16. August 2019 | 23:02 Uhr

Richard Branson © Getty Images

180.000 € für Dreieinhalb-Stunden-Flug

Erster Allflug für Touristen in einem Jahr

2020 sollen die ersten sechs Passagiere auf 100 km Höhe gebracht werden.

Ein paar Testflüge sind noch nötig, dann startet das große Weltraumabenteuer.
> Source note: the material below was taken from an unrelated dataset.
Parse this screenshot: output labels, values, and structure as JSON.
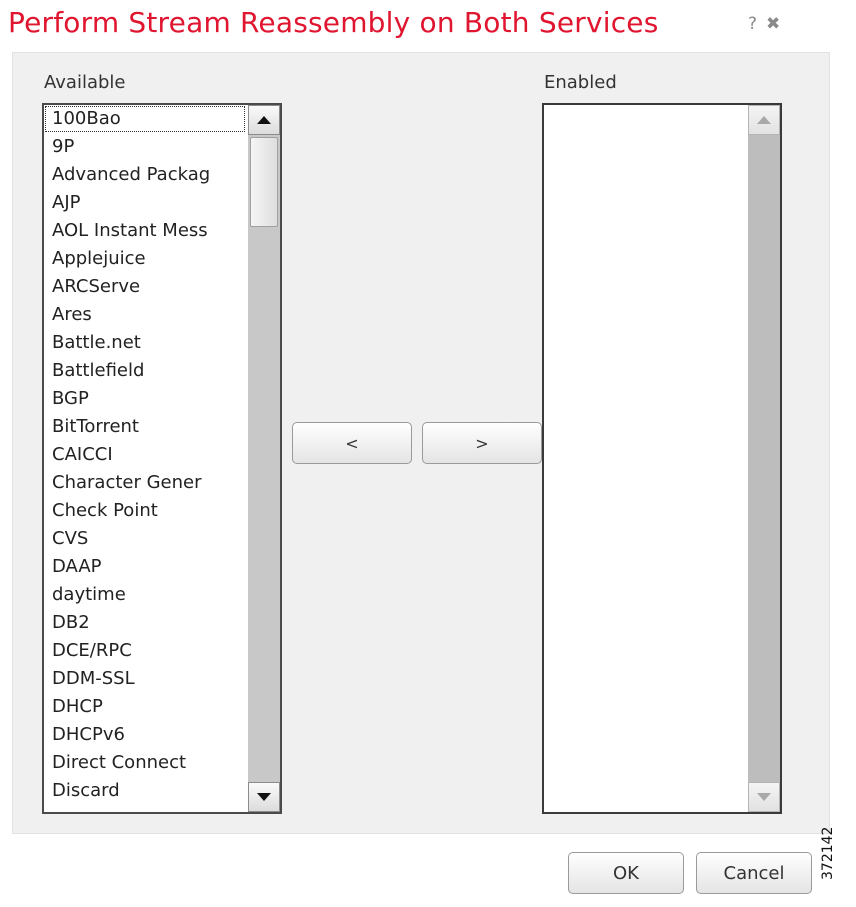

Schon im kommenden Jahr werden Touristen an Bord eines „Spaceships“ ins All fliegen können, das hat jetzt das Unternehmen Virgin Galactic bekannt gegeben.

700 Ticket-Reservierungen gibt es aus 60 Ländern

Milliardär Richard Branson scheint das Weltall-Wettrennen gegen Tesla-Besitzer Elon Musk zu gewinnen. Seit Branson 2004 seine Vision der Allflüge präsentierte, herrscht ein Ansturm auf die Flugtickets. Fast 700 Menschen aus 60 Ländern leisteten bereits die Anzahlung in Höhe von 18.000 Euro. Insgesamt kostet ein Ticket 180.000 Euro.

Die Dichte an Prominenten wird bei den ersten Flügen hoch sein. Etliche Stars aus Hollywood wollen die Erde aus einer Höhe von 100 Kilometern sehen. Two and a Half Men-Star Ashton Kutcher, Popstars Katy Perry, Beyoncé und Rapper Jay-Z, gerüchteweise auch Schauspieler Tom Hanks – sie alle haben Sitzplätze reserviert.

Vor fünf Jahren crashte ein Prototyp des Fliegers

Das Raumschiff, mit dem sie ins All geschossen werden, ist für sechs Passagiere und zwei Piloten konzipiert. Auf eine Höhe von 16 Kilometern wird es huckepack von einem anderen Flugzeug getragen, dem White Knight Two. 3,5 Stunden dauert die ganze Reise, schwerelos ist man nur etwa sechs Minuten lang.

Einen schweren Rückschlag für das Projekt gab es im Oktober 2014. Bei einem Testflug stürzte ein Prototyp ab. Der Pilot konnte sich mit einem Fallschirm retten, der Co-Pilot kam ums Leben.